The boys are less in your face than she is. They do their work in quiet, twitchy ways, fiddling with erasers and dropping pencils and scratching their heads every 2 minutes. Max used to have a fake sniff which Dominic tried to affect but couldn't quite manage. Instead of Max's furtive "sssnn!" Dominic would HORK and SNORK and NGGGGHHH! loudly. It was almost funny, if I hadn't been so weirded out by the fact that one kid had a fake sniff and the other was trying to imitate it.

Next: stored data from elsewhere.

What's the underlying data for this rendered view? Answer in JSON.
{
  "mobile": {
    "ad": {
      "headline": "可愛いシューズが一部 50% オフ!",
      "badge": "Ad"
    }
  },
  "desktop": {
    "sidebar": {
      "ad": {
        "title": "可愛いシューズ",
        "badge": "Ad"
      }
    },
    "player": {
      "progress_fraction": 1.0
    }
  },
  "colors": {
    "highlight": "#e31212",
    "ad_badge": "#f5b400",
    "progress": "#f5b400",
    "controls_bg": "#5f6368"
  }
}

And so, instead of doling out bathroom duty days and breakfast making days and dealing with library books days, I sit and watch my kids work on their various projects. I watch FDPG's head bent over her essay, wondering what she'll be like when she's all grown up - if I will be there to see it. I look at Dominic, drawing on Max's eraser with his pencil (uh oh) and saying "Sid slides on the snow," and wonder if he'll be as quirky as an adult. Then I look at Max and think what a truly nice kid he is and how much I genuinely like him, even if he does twitch a lot. Moments like these are lovely but oh-so-painful. I certainly wasn't expecting these bursts of sentiment when I had kids, but now they crowd around me, shoving aside thoughts of cleaning toilets and making oatmeal. I think, rather morbidly and suddenly, please don't let any of them die before me.
You know, typical first day of school stuff.
1 comment:
Sounds like a great first day of school--motherly thoughts and all. Enjoy!